No.2  is the Bathing Suit.  One day a good many years ago, as I was vacuuming,  I found a small bathing suit on the floor of my bedroom,  of the kind worn by Barbie dolls.  I immediately assumed (wouldn't you?) that the suit belonged to of my girls' old Barbie dolls and since Erika was the only one living at home at the time, I handed it over to her.  She denied ownership.  Well, it sure wasn't mine, so I insisted.  Before long, I found the thing under my pillow.  I retaliated by sticking it into her makeup box.  Not long after,  there is was, tucked into the top of the cereal box.  So I stuffed it into one of her shoes.  War!!   Over the years, things got more sophisticated. (As, sadly, the little suit became more faded and stretched and forlorn.) Once I sent it to a friend who lived in Kenya and she mailed it to Erika in Southern California.  I didn't see the letter but  have always hoped there were a lot of exotic African stamps and foreign signs plastered on the envelope.  One Christmas which we all spent in Cabo San Lucas during Erika's stained glass period, I received the bathing suit nicely framed under glass.  Sometimes a long period of time would pass and the bathing suit would be forgotten, only to turn up out of the blue in some unexpected place.  And then it disappeared!  Erika denied knowledge of it's whereabouts and I had no idea what had happened to it.

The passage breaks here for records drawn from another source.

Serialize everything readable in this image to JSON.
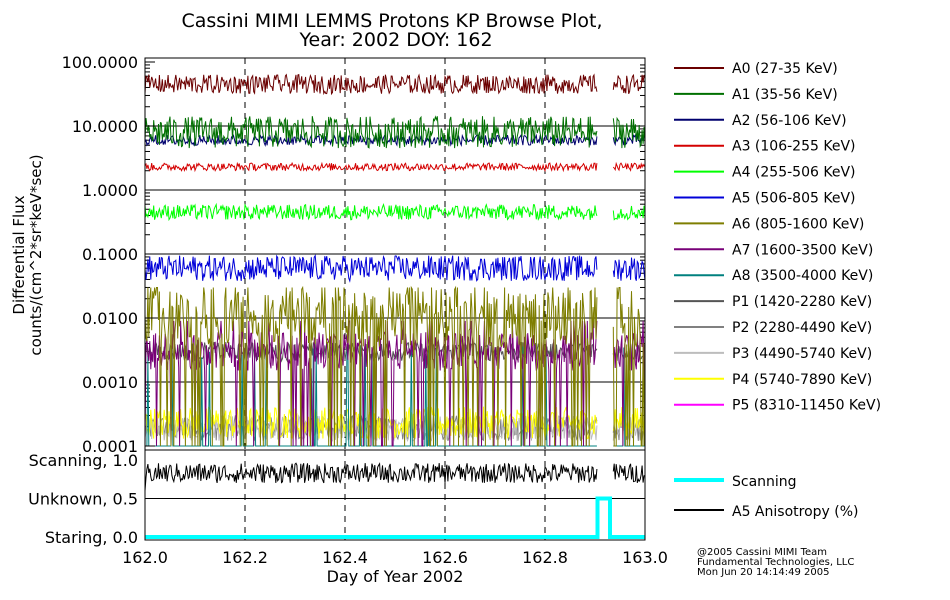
{
  "chart_data": [
    {
      "type": "line",
      "title": "Cassini MIMI LEMMS Protons KP Browse Plot,",
      "subtitle": "Year: 2002 DOY: 162",
      "ylabel_line1": "Differential Flux",
      "ylabel_line2": "counts/(cm^2*sr*keV*sec)",
      "y_scale": "log",
      "ylim": [
        0.0001,
        200
      ],
      "y_ticks": [
        {
          "value": 100,
          "label": "100.0000"
        },
        {
          "value": 10,
          "label": "10.0000"
        },
        {
          "value": 1,
          "label": "1.0000"
        },
        {
          "value": 0.1,
          "label": "0.1000"
        },
        {
          "value": 0.01,
          "label": "0.0100"
        },
        {
          "value": 0.001,
          "label": "0.0010"
        },
        {
          "value": 0.0001,
          "label": "0.0001"
        }
      ],
      "xlim": [
        162.0,
        163.0
      ],
      "data_gap": [
        162.905,
        162.935
      ],
      "grid": "dashed vertical at 0.2 day, solid horizontal at decades",
      "legend_position": "right",
      "series": [
        {
          "name": "A0 (27-35 KeV)",
          "color": "#6b0000",
          "level": 45,
          "spread": 0.15,
          "style": "band"
        },
        {
          "name": "A1 (35-56 KeV)",
          "color": "#007000",
          "level": 8,
          "spread": 0.25,
          "style": "band"
        },
        {
          "name": "A2 (56-106 KeV)",
          "color": "#00006e",
          "level": 6,
          "spread": 0.08,
          "style": "band"
        },
        {
          "name": "A3 (106-255 KeV)",
          "color": "#d40000",
          "level": 2.3,
          "spread": 0.06,
          "style": "band"
        },
        {
          "name": "A4 (255-506 KeV)",
          "color": "#00ff00",
          "level": 0.45,
          "spread": 0.12,
          "style": "band"
        },
        {
          "name": "A5 (506-805 KeV)",
          "color": "#0000d8",
          "level": 0.06,
          "spread": 0.2,
          "style": "band"
        },
        {
          "name": "A6 (805-1600 KeV)",
          "color": "#7e7e00",
          "level": 0.01,
          "spread": 0.45,
          "style": "spiky"
        },
        {
          "name": "A7 (1600-3500 KeV)",
          "color": "#780078",
          "level": 0.003,
          "spread": 0.3,
          "style": "spiky"
        },
        {
          "name": "A8 (3500-4000 KeV)",
          "color": "#00807f",
          "level": 0.003,
          "spread": 0.2,
          "style": "sparse"
        },
        {
          "name": "P1 (1420-2280 KeV)",
          "color": "#555555",
          "level": 0.003,
          "spread": 0.15,
          "style": "band"
        },
        {
          "name": "P2 (2280-4490 KeV)",
          "color": "#808080",
          "level": 0.00012,
          "spread": 0.2,
          "style": "floor"
        },
        {
          "name": "P3 (4490-5740 KeV)",
          "color": "#bdbdbd",
          "level": 0.00012,
          "spread": 0.2,
          "style": "floor"
        },
        {
          "name": "P4 (5740-7890 KeV)",
          "color": "#ffff00",
          "level": 0.00013,
          "spread": 0.25,
          "style": "floor"
        },
        {
          "name": "P5 (8310-11450 KeV)",
          "color": "#ff00ff",
          "level": 0.0001,
          "spread": 0.0,
          "style": "none"
        }
      ]
    },
    {
      "type": "line",
      "xlabel": "Day of Year 2002",
      "ylim": [
        0.0,
        1.0
      ],
      "y_ticks": [
        {
          "value": 1.0,
          "label": "Scanning, 1.0"
        },
        {
          "value": 0.5,
          "label": "Unknown, 0.5"
        },
        {
          "value": 0.0,
          "label": "Staring, 0.0"
        }
      ],
      "xlim": [
        162.0,
        163.0
      ],
      "x_ticks": [
        {
          "value": 162.0,
          "label": "162.0"
        },
        {
          "value": 162.2,
          "label": "162.2"
        },
        {
          "value": 162.4,
          "label": "162.4"
        },
        {
          "value": 162.6,
          "label": "162.6"
        },
        {
          "value": 162.8,
          "label": "162.8"
        },
        {
          "value": 163.0,
          "label": "163.0"
        }
      ],
      "scanning_steps": [
        {
          "x": 162.0,
          "y": 0.0
        },
        {
          "x": 162.905,
          "y": 0.0
        },
        {
          "x": 162.905,
          "y": 0.5
        },
        {
          "x": 162.93,
          "y": 0.5
        },
        {
          "x": 162.93,
          "y": 0.0
        },
        {
          "x": 163.0,
          "y": 0.0
        }
      ],
      "anisotropy_level": 0.83,
      "series": [
        {
          "name": "Scanning",
          "color": "#00ffff"
        },
        {
          "name": "A5 Anisotropy (%)",
          "color": "#000000"
        }
      ]
    }
  ],
  "footer": {
    "line1": "@2005 Cassini MIMI Team",
    "line2": "Fundamental Technologies, LLC",
    "line3": "Mon Jun 20 14:14:49 2005"
  }
}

I have stopped traveling and it has been several years since I have used any of my luggage, but one day not long ago I got the idea that I should empty out my travel kit, which I always kept packed and ready to go with essential items such as toiletries, cosmetics, a small flashlight, a bottle opener, (most essential thing of all) and so forth.  While fishing around in one of the side pockets, what should I find but a greeting card with the Barbie bathing suit neatly glued to it's inside cover!

Now, I am not a suspicious Mom type, but since my last trip using this luggage was to Seattle and since Erika was in Southern California at the time, I feel justified in thinking there must have been some collusion here.  Of course, sisters support each other and often bond together and all that,  so I am just assuming........Pretty strong evidence, though.  Eh, Watson?

While I was composing this blog, Erika posted a picture of the bathing suit on her Facebook site so you can see what all the fuss it about.  Since it is all now out in the open, I think we have agreed on a truce.  Not that I really trust her.  I would not be surprised to have the Barbie bathing suit turn up under my pillow one of these days.

Tuesday, May 3, 2011

Bad Things Happen

I love murder-mystery novels, especially the beginnings where the plot is developing and all the murders occur,  and you sit up late at night reading because you can't wait to find out who-dun-it.

Later, when the author is trying to untangle the mess he or she had so much fun getting into, things sometimes get a little heavy.  I often wonder, do writers have the solution worked out before they start the novel, or do they just wait to see what happens and hope for the best?  So many loose ends to tie up and things to explain!  I have read books where I am sure the author was hoping the reader wouldn't notice all the disparities and unraveled clues lying about. You sometimes get the feeling that he (or she)  got so entangled that they just said, "Oh, to hell with it! Let's finish it up."

In the case of this book, the  writer has tied up the twists in the plot quite nicely.  There is a plethora of bodies (I think I counted seven) but most of the violence takes place off-stage and none of it is graphic. Ditto for the sex.  In fact, it is quite an old-fashioned book in this sense and being an old-fashioned kind of gal I found that refreshing.  It isn't stodgy, though, and the dialogue is believable and and crisp. The main character is an interesting and very different kind of "hero" and part of the fun is trying to figure out who, or what, he really is.  The detectives are smart and likable, as are some of the villains.

If you like intelligent crime thrillers, I can recommend this book.  Maybe four stars.